There are three main types of Item Analysis: Item Response Theory, Rasch Measurement and Classical Test Theory. Although Classical Test Theory and Rasch Measurement will be discussed, this document will concentrate primarily on Item Response Theory.

The Models

Classical Test Theory
Classical Test Theory (traditionally the main method used in the United Kingdom) utilises two main statistics - Facility and Discrimination. The main problems with Classical Test Theory are that the conclusions drawn depend very much on the sample used to collect information. There is an inter-dependence of item and candidate.

Item Response Theory
Item Response Theory (IRT) assumes that there is a correlation between the score gained by a candidate for one item/test (measurable) and their overall ability on the latent trait which underlies test performance (which we want to discover). Critically, the 'characteristics' of an item are said to be independent of the ability of the candidates who were sampled.

Item Response Theory comes in three forms: IRT1, IRT2, and IRT3 reflecting the number of parameters considered in each case.

IRT can be used to create a unique plot for each item (the Item Characteristic Curve - ICC). The ICC is a plot of Probability that the Item will be answered correctly against Ability. The shape of the ICC reflects the influence of the three factors:

Of course when you carry out a test for the first time you don't know the ICC of the item because you don't know the difficulty (and discrimination of that item). Rather, you estimate the parameters (using paramater estimation techniques) to find values which fit the data you observed.
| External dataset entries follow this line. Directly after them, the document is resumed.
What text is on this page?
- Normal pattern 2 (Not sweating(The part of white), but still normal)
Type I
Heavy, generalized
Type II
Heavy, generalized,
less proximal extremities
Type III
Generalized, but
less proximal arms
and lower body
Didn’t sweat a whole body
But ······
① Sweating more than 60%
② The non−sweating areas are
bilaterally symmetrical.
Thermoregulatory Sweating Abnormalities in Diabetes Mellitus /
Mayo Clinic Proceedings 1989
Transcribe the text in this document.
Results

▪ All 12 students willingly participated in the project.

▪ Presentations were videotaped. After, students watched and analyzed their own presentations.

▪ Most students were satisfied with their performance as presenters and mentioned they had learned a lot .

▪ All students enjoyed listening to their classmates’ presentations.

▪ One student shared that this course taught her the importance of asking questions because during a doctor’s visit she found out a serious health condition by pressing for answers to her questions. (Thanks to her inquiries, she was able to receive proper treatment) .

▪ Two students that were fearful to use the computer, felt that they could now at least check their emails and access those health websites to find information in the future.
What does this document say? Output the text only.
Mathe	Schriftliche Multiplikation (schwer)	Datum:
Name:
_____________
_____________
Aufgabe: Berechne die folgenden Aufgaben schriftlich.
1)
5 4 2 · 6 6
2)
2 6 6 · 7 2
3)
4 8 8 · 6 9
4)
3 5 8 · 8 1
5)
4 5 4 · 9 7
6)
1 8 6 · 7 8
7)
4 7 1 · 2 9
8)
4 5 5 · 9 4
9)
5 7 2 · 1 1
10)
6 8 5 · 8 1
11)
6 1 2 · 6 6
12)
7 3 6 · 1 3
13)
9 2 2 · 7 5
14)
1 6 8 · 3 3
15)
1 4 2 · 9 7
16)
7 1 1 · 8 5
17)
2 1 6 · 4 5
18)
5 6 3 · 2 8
Using IRT models allows Items to be characterised and ranked by their difficulty and this can be exploited when generating Item Banks of equivalent questions. It is important to remember though, that in IRT2 and IRT3, question difficulty rankings may vary over the ability range.

Rasch Measurement
Rasch measurement is very similar to IRT1 - in that it considers only one parameter (difficulty) and the ICC is calculated in the same way. When it comes to utilising these theories to categorise items however, there is a significant difference. If you have a set of data, and analyse it with IRT1, then you arrive at an ICC that fits the data observed. If you use Rasch measurement, extreme data (e.g. questions which are consistently well or poorly answered) is discarded and the model is fitted to the remaining data.